Chaque visiteur vit cette expérience à sa façon. Certains restent debout, déambulant lentement entre les haut-parleurs pour mieux saisir les nuances. D’autres s’assoient, ferment les yeux, se laissent porter. Le centre a même installé quelques coussins sur le sol — initiative à saluer pour encourager des formes nouvelles d’écoute dans un musée habituel.
La sensation est proche de celle d’une méditation collective : on ne regarde rien, on écoute. Mais on ressent. Les sons deviennent presque tactiles, enveloppants, parfois inquiétants, parfois consolants. On sort de là un peu transformé·e, comme si les bruits du monde étaient passés par un filtre invisible avant de nous revenir dans une forme réinventée.

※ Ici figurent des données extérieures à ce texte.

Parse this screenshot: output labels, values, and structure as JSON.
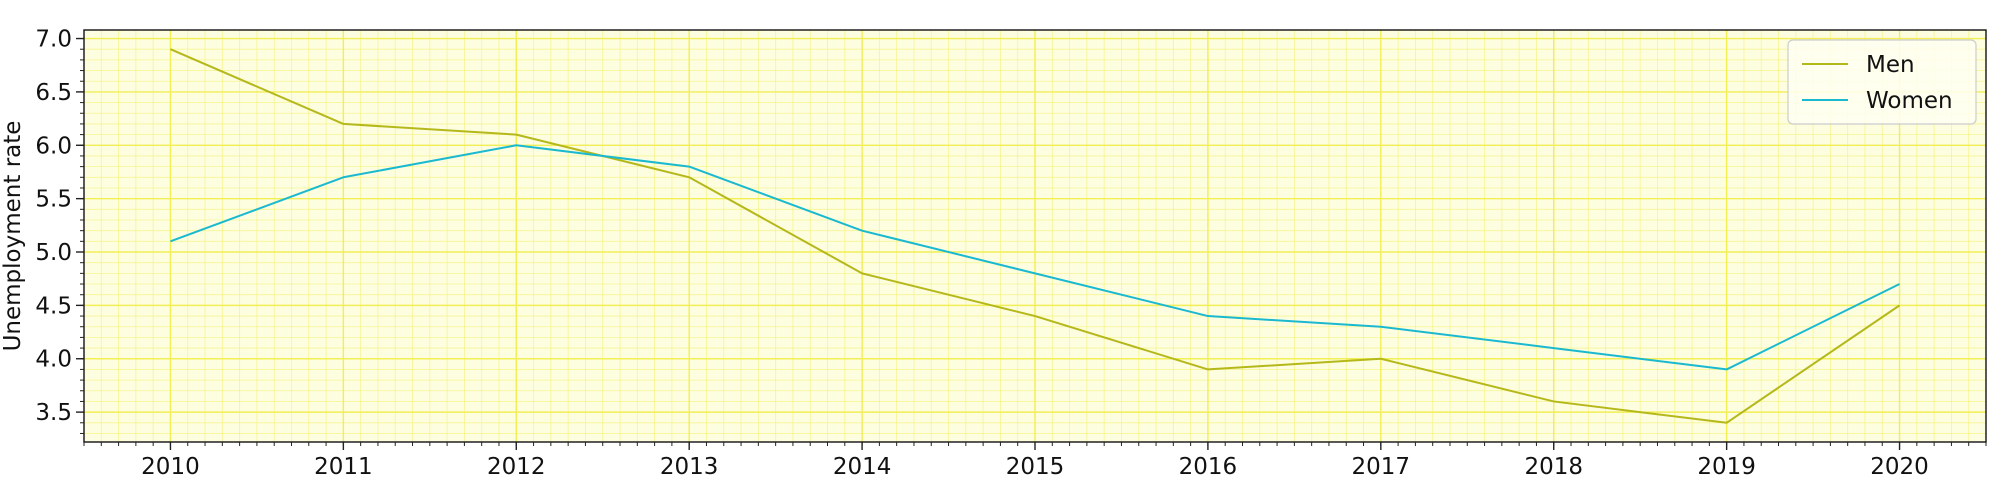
{
  "chart_data": {
    "type": "line",
    "title": "",
    "xlabel": "",
    "ylabel": "Unemployment rate",
    "x": [
      2010,
      2011,
      2012,
      2013,
      2014,
      2015,
      2016,
      2017,
      2018,
      2019,
      2020
    ],
    "x_tick_labels": [
      "2010",
      "2011",
      "2012",
      "2013",
      "2014",
      "2015",
      "2016",
      "2017",
      "2018",
      "2019",
      "2020"
    ],
    "xlim": [
      2009.5,
      2020.5
    ],
    "ylim": [
      3.22,
      7.08
    ],
    "y_ticks": [
      3.5,
      4.0,
      4.5,
      5.0,
      5.5,
      6.0,
      6.5,
      7.0
    ],
    "y_tick_labels": [
      "3.5",
      "4.0",
      "4.5",
      "5.0",
      "5.5",
      "6.0",
      "6.5",
      "7.0"
    ],
    "grid": true,
    "minor_grid": true,
    "legend_position": "top-right",
    "background_color": "#fdfde0",
    "grid_color": "#f2ee55",
    "series": [
      {
        "name": "Men",
        "color": "#b5b81a",
        "values": [
          6.9,
          6.2,
          6.1,
          5.7,
          4.8,
          4.4,
          3.9,
          4.0,
          3.6,
          3.4,
          4.5
        ]
      },
      {
        "name": "Women",
        "color": "#1ab9d0",
        "values": [
          5.1,
          5.7,
          6.0,
          5.8,
          5.2,
          4.8,
          4.4,
          4.3,
          4.1,
          3.9,
          4.7
        ]
      }
    ]
  }
}
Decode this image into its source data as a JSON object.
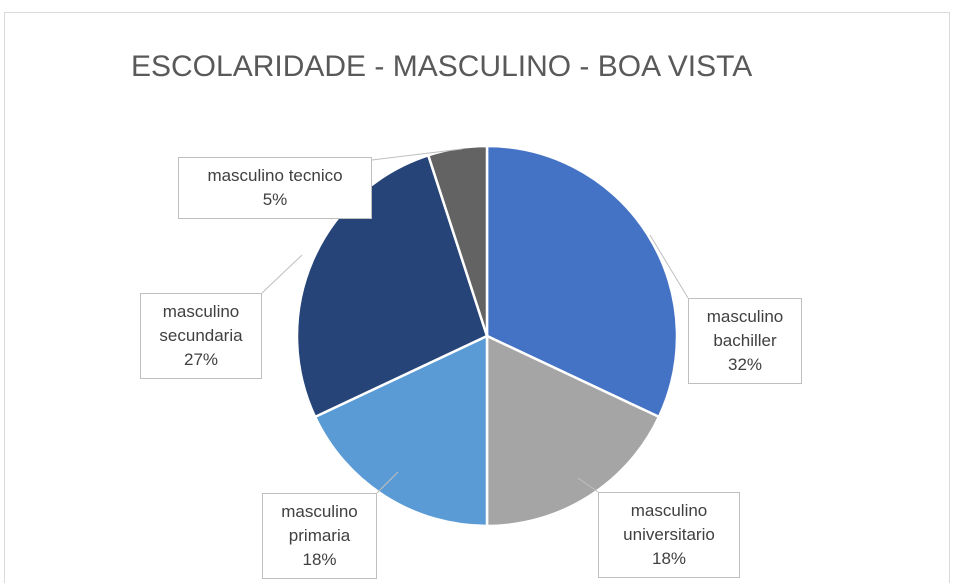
{
  "chart_data": {
    "type": "pie",
    "title": "ESCOLARIDADE - MASCULINO - BOA VISTA",
    "categories": [
      "masculino bachiller",
      "masculino universitario",
      "masculino primaria",
      "masculino secundaria",
      "masculino tecnico"
    ],
    "values": [
      32,
      18,
      18,
      27,
      5
    ],
    "value_labels": [
      "32%",
      "18%",
      "18%",
      "27%",
      "5%"
    ],
    "colors": [
      "#4472c4",
      "#a5a5a5",
      "#5b9bd5",
      "#264478",
      "#636363"
    ]
  }
}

Une programmation autour de l’écoute
À ne pas manquer : plusieurs événements sont programmés en parallèle de cette installation. Parmi eux :
- Des rencontres avec Jana Winderen, pour mieux comprendre sa démarche scientifique et artistique.
- Des ateliers d’écologie sonore pour tous publics — parfait pour les familles curieuses ou les flâneurs en quête de nouvelles formes de conscience environnementale.
- Des sessions d’écoute nocturnes organisées deux fois par mois, où la salle 35 devient un cocon sensoriel ouvert jusqu’à 22h.
Toutes ces initiatives font partie du nouveau programme du Centre Pompidou consacré à l’acoustique contemporaine. Après les expositions sur le design sonore ou les installations de Ryoji Ikeda, cette orientation semble s’ancrer durablement dans leur programmation, pour notre plus grand bonheur d’urbains saturés de bruits parasites.
Informations pratiques
L’œuvre Listening Through the Dead Zones est accessible jusqu’au 5 janvier 2025. L’entrée est comprise dans le billet pour les collections permanentes du musée.
- Où : Centre Pompidou, entrée rue Saint-Merri (4e)
- Accès : Métro Rambuteau (ligne 11) ou Hôtel de Ville (lignes 1 et 11)
- Horaires : Tous les jours sauf mardi, de 11h à 21h
- Tarifs : 15€ plein tarif / 12€ tarif réduit / Gratuit pour les -26 ans résidents UE
Astuce : préférez les fins de journée pour une expérience plus intimiste, surtout en semaine. Le lieu, sombre, se prête particulièrement bien à une écoute en fin de parcours, comme un dernier souffle avant de ressortir dans la frénésie du Marais voisin.
Pourquoi c’est une installation qui compte
Ce n’est pas tous les jours que le Centre Pompidou met le son au premier plan. Dans un monde saturé d’images, cette approche inversée est salutaire. Elle redonne au sens de l’écoute ses lettres de noblesse, et rappelle que l’art peut aussi passer par l’oreille.
C’est aussi un signal fort : en confiant les rênes à une artiste engagée comme Jana Winderen, le centre s’inscrit dans une réflexion plus large sur notre rapport à l’environnement, aux non-humains, et à ce que nous sommes collectivement en train de perdre. Le tout, sans discours moralisateur — seulement des fréquences, des silences, des respirations. Une manière concrète de faire parler le monde autrement.
Alors, la prochaine fois que vous passez par Beaubourg, faites un détour par la salle 35. Laissez vos écouteurs dans votre poche. Le plus beau son, en ce moment, c’est peut-être celui que vous n’attendez pas.